Some nice books&papers:

Q: is there an efficient way to do simple private information retrieval to get 1 out of N items, without the sender knowing which out of the N was requested?

A: oblivious transfer

  • 1-out-of-n oblivious transfer is incomparable to private information retrieval (PIR). On the one hand, 1-out-of-n oblivious transfer imposes an additional privacy requirement for the database: namely, that the receiver learn at most one of the database entries. On the other hand, PIR requires communication sublinear in n, whereas 1-out-of-n oblivious transfer has no such requirement.

1. DKG

2. MPC

  • (输出结果)正确性
  • 隐私性
  • 输入独立性
  • 公平性
    • 一个参与者获得了输出,则其他参与者也必须获得输出
  • 保证输出送达
    • 每个诚实参与者都能获得输出

2.1. Homomorphic Encryption, 同态加密

  • The computations are represented as either Boolean or arithmetic(加减乘除) circuits.
  • What is the link, if any, between Zero Knowledge Proof (ZKP) and Homomorphic encryption?
  • 分类
    • partially homomorphic
      • 只能实现一个运算
    • somewhat homomorphic
      • 实现两种门电路(运算), but only for a subset of circuits
    • leveled fully homomorphic
      • 先决有限深度的任意运算
    • fully homomorphic
      • 无限深度任意运算
      • 对于实际应用来说,主要是乘法深度比较重要

2.2. Garbled Circuit & Oblivious Transfer

和电路也紧密相关

2.3. Verifiable Secret Sharing

重建 secret, VSS 允许恶意参与者(submitting fake shares).

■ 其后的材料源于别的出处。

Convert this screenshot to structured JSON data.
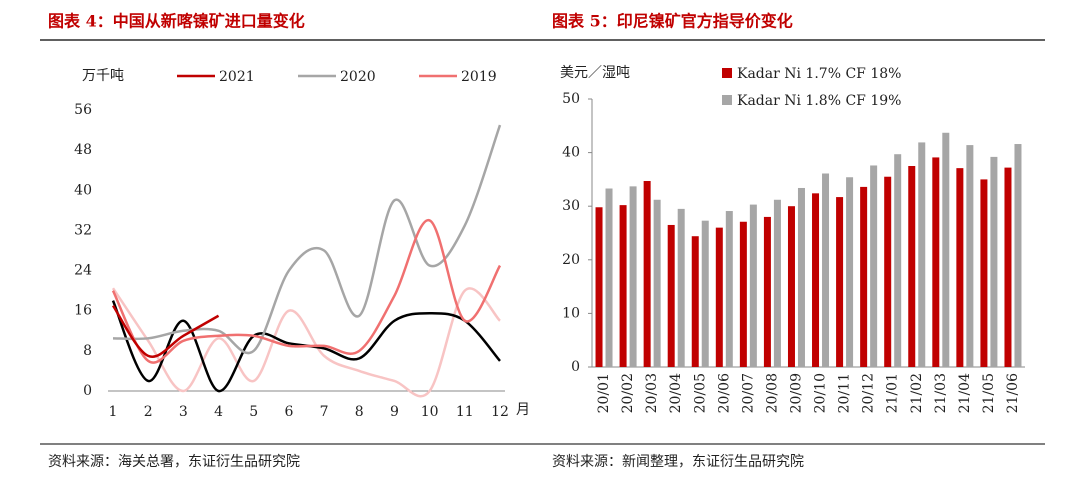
{
  "chart_data": [
    {
      "type": "line",
      "title": "图表 4：中国从新喀镍矿进口量变化",
      "source": "资料来源：海关总署，东证衍生品研究院",
      "y_label": "万千吨",
      "x_label": "月",
      "categories": [
        "1",
        "2",
        "3",
        "4",
        "5",
        "6",
        "7",
        "8",
        "9",
        "10",
        "11",
        "12"
      ],
      "ylim": [
        0,
        56
      ],
      "yticks": [
        0,
        8,
        16,
        24,
        32,
        40,
        48,
        56
      ],
      "series": [
        {
          "name": "2021",
          "color": "#c00000",
          "values": [
            17,
            7,
            11,
            15,
            null,
            null,
            null,
            null,
            null,
            null,
            null,
            null
          ]
        },
        {
          "name": "2020",
          "color": "#a6a6a6",
          "values": [
            10.5,
            10.5,
            12,
            12,
            8,
            24,
            28,
            15,
            38,
            25,
            33,
            53
          ]
        },
        {
          "name": "2019",
          "color": "#f07070",
          "values": [
            20,
            6,
            10,
            11,
            11,
            9,
            9,
            8,
            19,
            34,
            14,
            25
          ]
        },
        {
          "color": "#000000",
          "values": [
            18,
            2,
            14,
            0,
            11,
            9.5,
            8.5,
            6.5,
            14,
            15.5,
            14,
            6
          ]
        },
        {
          "color": "#f8c4c4",
          "values": [
            20.5,
            10,
            0,
            10.5,
            2,
            16,
            7,
            4,
            2,
            0,
            20,
            14
          ]
        }
      ]
    },
    {
      "type": "bar",
      "title": "图表 5：印尼镍矿官方指导价变化",
      "source": "资料来源：新闻整理，东证衍生品研究院",
      "y_label": "美元／湿吨",
      "categories": [
        "20/01",
        "20/02",
        "20/03",
        "20/04",
        "20/05",
        "20/06",
        "20/07",
        "20/08",
        "20/09",
        "20/10",
        "20/11",
        "20/12",
        "21/01",
        "21/02",
        "21/03",
        "21/04",
        "21/05",
        "21/06"
      ],
      "ylim": [
        0,
        50
      ],
      "yticks": [
        0,
        10,
        20,
        30,
        40,
        50
      ],
      "series": [
        {
          "name": "Kadar Ni 1.7% CF 18%",
          "color": "#c00000",
          "values": [
            29.8,
            30.2,
            34.7,
            26.5,
            24.4,
            26,
            27.1,
            28,
            30,
            32.4,
            31.7,
            33.6,
            35.5,
            37.5,
            39.1,
            37.1,
            35,
            37.2
          ]
        },
        {
          "name": "Kadar Ni 1.8% CF 19%",
          "color": "#a6a6a6",
          "values": [
            33.3,
            33.7,
            31.2,
            29.5,
            27.3,
            29.1,
            30.3,
            31.2,
            33.4,
            36.1,
            35.4,
            37.6,
            39.7,
            41.9,
            43.7,
            41.4,
            39.2,
            41.6
          ]
        }
      ]
    }
  ]
}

Shamir's Secret Sharing Scheme, SSSS

其实就是门限 Secret Sharing

May not be VSS:

multi-signature

bitcoin 原本的 multi-signature (BIP #11, #16, #17) 其实和 Shamir's Secret Sharing 有点关系:

Shamir's Secret Sharing Scheme (ssss)[2] is a general software implementation of multisig.

MuSig 中说:

Multi-signature protocols, first introduced by Itakura and Nakamura IN83, allow a group of signers (each possessing its own private/public key pair) to produce a single signature σ on a message m. Verification of the validity of a purported signature σ can be publicly performed given the message and the set of public keys of all signers. A trivial way to transform a standard signature scheme into a multi-signature scheme is to have each signer produce a stand-alone signature for m with its private key and to concatenate all individual signatures. However, the size of the multi-signature in that case grows linearly with the number of signers.

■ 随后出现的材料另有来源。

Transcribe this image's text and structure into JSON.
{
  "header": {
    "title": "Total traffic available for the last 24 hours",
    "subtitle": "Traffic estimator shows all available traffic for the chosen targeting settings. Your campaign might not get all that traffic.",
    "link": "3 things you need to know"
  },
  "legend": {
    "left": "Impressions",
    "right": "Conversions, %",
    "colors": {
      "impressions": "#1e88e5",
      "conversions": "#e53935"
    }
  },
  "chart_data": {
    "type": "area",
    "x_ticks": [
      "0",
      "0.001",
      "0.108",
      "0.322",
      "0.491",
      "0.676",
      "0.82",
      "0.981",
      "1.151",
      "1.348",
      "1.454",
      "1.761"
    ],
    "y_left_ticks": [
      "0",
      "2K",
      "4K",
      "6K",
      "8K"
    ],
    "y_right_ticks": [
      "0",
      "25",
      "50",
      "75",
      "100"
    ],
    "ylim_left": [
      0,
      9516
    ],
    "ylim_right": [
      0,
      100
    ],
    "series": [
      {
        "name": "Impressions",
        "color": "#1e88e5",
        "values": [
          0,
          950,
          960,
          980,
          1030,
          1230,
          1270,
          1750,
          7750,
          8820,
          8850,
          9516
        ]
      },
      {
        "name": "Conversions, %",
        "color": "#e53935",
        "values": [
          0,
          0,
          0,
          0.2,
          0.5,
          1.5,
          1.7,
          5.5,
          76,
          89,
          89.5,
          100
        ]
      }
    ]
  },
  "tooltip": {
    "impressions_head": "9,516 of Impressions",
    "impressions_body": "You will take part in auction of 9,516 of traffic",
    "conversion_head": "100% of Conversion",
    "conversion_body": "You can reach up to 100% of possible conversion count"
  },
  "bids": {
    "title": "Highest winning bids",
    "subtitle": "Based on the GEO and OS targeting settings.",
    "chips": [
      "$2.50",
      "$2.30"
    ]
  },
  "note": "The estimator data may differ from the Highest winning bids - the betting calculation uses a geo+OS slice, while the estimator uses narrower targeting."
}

(所以还是找不到名字。。。。所以就叫它 standard-signature-scheme-transformed [IN83] 就好了?逃)

另,MuSig 中还说, Schnorr multi-signature 应该是在 [BN06] 提出. Schnorr 本身应该是在 [Sch91] 提出.

3. Threshold Signature Scheme

密钥打碎分开存储,然后在需要时通过MPC多方安全计算生成签名

和传统的 多签方案不同的是 多签是有多把私钥,如果私钥复用则泄漏了就有危险。传统多签是链上的,和链采用哪条曲线有关。tss 是链下的纯密码学的计算,目的是为了生成签名,兼容性更强。

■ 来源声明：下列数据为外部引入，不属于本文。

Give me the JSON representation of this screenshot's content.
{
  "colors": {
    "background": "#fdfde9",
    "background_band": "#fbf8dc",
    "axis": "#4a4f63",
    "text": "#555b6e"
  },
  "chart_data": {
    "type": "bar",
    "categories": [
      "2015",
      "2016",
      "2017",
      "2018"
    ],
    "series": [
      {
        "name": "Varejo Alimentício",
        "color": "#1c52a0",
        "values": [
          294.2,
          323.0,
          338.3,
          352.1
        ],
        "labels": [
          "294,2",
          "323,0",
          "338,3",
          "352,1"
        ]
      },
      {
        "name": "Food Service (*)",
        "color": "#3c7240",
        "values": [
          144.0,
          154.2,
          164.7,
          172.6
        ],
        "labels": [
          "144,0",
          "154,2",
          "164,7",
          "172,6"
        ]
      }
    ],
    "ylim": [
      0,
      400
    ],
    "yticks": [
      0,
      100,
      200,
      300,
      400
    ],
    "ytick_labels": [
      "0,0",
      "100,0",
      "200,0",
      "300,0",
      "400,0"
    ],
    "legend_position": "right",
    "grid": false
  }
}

和 secret sharing也不一样,secret sharing 虽然也打碎了密钥,但是最终要有一个 dealer 重构出密钥并进行签名,那么就存在 单点故障和重构出的密钥可能被泄露的问题。而 tss不需要 重构出密钥,就不用怕 密钥泄漏。(tss还有一些别的nice feature,key rotation 也就是私钥可变,更增加了攻击的难度)

4. Timed Commitments

  • the receiver is kinda guaranteed (I mean, with high probability) to recover the signature from the commitment after given time
    • makes use of time needed for computing squarings
      • gradual revealing, eliminating possibility by trying again and again
    • high computing power won't speed it up
    • the committer also need to convince the receiver the commiment is indeed the commitment of the desired signature
      • use zkp (a simulator can produce...)
  • there also is a proof as the shortcut to verify, so that others don't need to go through the recovery process again to verify
  • not sure whether the use of CA will introduce problem?
  • applications
    • Contract Signing
    • Collective coin-flipping
    • Honest-Preserving Autions
    • in Zero-Knowledge
      • constant time/rounds by using force-opening

5. Atomic Swap

Atomic Swap 的一些解释说明。论文rephrase可用。

  • https://en.wikipedia.org/wiki/Atomicity_(database_systems)
    • An indivisible and irreducible series of operations such that either all occur, or nothing occurs.
    • At one moment in time, it has not yet happened, and at the next it has already occurred in whole (or nothing happened if the transaction was cancelled in progress).
  • Atomic Cross-Chain Swaps, https://arxiv.org/pdf/1801.09515.pdf
    • An atomic swap protocol guarantees
      • (1) if all parties conform to the protocol, then all swaps take place,
      • (2) if some coalition deviates from the protocol, then no conforming party ends up worse off, and
      • (3) no coalition has an incentive to deviate from the protocol.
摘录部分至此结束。